LLMs are completely different to programming languages or even Photoshop.
You can't type a sentence and within 10 seconds get images of CSAM with Photoshop. LLMs are also built on trained material, unlike the traditional tools in Photoshop. There have been plenty CSAM found in the training data sets, but shock-horror apparently not enough information to know "where it came from". There's a non-zero chance that this CSAM Grok is vomiting out is based on "real" CSAM of people being abused.
I mean even just calling it censorship is already trying to shove a particular bias into the picture. Is it government censorship that you aren't allowed to shout "fire!" in a crowded theater? Yes. Is that also a useful feature of a functional society? Also yes. Was that a "slippery slope"? Nope. Turns out people can handle that nuance just fine.
This seems to rest on false assumptions that: (1) legal liability is exclusive, and (2) investigation of X is not important both to X’s liability and to pursuing the users, to the extent that they would also be subject to liability.
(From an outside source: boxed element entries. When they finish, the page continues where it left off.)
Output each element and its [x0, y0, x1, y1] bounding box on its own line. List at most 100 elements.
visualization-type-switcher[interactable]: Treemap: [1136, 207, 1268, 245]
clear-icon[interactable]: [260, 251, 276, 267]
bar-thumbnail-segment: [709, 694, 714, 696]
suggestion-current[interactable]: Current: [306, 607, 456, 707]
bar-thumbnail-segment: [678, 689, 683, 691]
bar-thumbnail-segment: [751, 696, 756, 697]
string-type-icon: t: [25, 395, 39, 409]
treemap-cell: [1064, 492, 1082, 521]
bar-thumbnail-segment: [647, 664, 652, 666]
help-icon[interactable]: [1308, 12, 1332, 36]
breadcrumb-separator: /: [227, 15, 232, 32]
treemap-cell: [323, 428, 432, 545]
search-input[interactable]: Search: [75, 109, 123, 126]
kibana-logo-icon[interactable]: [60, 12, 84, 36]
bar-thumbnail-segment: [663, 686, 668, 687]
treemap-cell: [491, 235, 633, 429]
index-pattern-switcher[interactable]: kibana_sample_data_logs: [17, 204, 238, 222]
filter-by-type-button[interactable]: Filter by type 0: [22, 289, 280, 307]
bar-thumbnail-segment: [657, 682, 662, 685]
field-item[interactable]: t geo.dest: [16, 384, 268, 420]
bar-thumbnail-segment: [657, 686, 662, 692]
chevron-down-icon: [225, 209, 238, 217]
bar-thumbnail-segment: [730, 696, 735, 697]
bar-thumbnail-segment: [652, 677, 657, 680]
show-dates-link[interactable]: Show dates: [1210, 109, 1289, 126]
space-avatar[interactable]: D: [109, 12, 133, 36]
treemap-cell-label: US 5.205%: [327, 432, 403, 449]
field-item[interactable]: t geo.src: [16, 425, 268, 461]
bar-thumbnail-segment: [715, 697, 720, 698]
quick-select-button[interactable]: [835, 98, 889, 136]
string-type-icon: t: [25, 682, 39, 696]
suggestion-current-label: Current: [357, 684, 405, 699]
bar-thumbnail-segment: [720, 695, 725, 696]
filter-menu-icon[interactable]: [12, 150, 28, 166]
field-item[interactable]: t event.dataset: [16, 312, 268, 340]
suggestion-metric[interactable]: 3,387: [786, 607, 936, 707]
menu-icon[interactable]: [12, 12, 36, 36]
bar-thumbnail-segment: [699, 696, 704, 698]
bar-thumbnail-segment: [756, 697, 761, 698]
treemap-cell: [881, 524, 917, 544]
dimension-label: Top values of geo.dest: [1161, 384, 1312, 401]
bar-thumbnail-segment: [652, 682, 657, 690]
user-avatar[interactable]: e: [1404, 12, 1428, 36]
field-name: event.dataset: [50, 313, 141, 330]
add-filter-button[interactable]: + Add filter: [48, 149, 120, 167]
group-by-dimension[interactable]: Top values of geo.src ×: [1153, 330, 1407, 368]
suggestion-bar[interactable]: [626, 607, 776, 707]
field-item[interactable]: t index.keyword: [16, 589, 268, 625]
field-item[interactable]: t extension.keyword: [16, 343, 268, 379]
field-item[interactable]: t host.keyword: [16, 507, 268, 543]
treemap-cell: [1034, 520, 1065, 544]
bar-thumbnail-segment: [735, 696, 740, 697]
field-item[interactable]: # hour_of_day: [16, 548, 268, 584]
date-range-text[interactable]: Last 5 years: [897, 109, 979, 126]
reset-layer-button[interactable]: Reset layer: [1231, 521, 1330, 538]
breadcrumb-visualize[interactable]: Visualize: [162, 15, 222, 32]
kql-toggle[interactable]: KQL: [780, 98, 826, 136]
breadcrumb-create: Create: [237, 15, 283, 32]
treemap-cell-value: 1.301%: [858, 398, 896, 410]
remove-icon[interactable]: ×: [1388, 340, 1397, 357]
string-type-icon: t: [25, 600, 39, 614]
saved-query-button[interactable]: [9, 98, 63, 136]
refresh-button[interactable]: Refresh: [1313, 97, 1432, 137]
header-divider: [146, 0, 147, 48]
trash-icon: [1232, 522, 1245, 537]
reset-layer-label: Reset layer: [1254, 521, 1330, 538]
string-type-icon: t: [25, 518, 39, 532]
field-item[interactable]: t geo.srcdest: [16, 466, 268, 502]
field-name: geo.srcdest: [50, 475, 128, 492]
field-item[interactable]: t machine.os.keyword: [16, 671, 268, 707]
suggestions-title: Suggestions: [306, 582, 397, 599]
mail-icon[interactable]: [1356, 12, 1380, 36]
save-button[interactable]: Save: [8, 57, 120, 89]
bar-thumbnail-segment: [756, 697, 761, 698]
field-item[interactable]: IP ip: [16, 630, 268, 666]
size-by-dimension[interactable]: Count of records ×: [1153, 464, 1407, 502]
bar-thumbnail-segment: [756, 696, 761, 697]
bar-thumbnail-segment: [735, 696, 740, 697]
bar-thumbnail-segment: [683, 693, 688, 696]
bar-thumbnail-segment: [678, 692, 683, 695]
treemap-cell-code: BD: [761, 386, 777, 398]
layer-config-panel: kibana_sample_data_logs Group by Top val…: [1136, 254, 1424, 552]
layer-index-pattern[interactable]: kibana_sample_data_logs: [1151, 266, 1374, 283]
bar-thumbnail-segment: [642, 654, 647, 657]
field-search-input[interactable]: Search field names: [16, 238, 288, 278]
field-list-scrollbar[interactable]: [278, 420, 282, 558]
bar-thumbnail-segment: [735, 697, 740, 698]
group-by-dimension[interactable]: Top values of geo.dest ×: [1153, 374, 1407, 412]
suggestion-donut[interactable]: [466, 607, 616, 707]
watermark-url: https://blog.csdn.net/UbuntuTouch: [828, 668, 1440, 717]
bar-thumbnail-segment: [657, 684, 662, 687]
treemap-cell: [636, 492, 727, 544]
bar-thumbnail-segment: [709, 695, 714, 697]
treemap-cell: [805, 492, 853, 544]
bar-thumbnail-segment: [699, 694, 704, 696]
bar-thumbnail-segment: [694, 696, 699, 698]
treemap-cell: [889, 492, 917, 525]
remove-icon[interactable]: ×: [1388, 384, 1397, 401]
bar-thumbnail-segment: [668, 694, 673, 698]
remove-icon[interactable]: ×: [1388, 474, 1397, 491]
X/xAI may be liable for any or all of the following reasons:
* xAI generated virtual child pornography with the likenesses of actual children, which is generally illegal, even if that service was procured by a third party.
* X and xAI distributed virtual child pornography with the likenesses of actual children, which is generally illegal, irrespective of who generated and supplied them.
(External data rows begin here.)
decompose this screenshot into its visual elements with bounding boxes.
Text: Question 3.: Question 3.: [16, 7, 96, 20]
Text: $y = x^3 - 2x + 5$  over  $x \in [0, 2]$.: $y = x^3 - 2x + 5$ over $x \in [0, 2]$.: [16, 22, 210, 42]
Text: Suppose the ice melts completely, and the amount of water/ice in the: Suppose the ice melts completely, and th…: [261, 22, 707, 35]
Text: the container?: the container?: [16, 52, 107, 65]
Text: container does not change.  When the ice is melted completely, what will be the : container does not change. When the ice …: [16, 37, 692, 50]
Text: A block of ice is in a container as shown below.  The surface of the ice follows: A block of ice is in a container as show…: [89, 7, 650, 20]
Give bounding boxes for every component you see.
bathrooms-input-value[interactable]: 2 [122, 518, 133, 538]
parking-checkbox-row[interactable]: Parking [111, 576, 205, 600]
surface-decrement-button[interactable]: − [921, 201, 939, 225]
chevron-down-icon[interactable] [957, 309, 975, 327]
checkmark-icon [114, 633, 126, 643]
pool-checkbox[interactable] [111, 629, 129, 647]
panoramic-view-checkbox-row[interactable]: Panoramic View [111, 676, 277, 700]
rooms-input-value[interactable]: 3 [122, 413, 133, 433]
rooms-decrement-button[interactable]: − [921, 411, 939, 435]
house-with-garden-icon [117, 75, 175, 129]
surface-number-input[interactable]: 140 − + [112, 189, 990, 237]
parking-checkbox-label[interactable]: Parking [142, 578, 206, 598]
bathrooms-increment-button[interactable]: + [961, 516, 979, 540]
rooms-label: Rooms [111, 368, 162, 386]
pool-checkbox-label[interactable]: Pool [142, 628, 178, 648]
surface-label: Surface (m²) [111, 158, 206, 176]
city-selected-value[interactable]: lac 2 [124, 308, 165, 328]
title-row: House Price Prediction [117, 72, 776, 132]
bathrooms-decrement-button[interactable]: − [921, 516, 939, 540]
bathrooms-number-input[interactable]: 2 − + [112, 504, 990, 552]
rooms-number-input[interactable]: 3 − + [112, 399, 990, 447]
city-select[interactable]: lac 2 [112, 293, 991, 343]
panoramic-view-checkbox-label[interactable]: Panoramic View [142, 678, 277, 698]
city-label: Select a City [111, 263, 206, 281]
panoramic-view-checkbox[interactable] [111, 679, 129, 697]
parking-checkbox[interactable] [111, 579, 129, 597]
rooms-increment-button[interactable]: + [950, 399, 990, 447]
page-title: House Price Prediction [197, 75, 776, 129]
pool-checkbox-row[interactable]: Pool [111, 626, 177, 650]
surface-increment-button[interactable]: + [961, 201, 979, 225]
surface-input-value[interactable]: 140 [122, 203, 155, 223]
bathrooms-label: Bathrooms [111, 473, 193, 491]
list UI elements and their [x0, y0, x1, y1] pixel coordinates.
* To the extent that liability for either of the first two bullet points would be eliminated or mitigated by absence of knowledge at the time of the prohibited content and prompt action when the actor became aware, X often punished users for the prompts proucing the virtual child pornography without taking prompt action to remove the xAI-generated virtual child pornography resulting from the prompt, demonstrating knowledge and intent.
* When the epidemic of grok-generated nonconsensual, including child, pornography drew attention, X and xAI responded by attempting to monetize the capacity by limiting the tool to only paid X subscribers, showing an attempt to commercially profit from it, which is, again, generally illegal.
That's the difference between a tool being used to commit crimes and a tool specifically designed to commit crimes.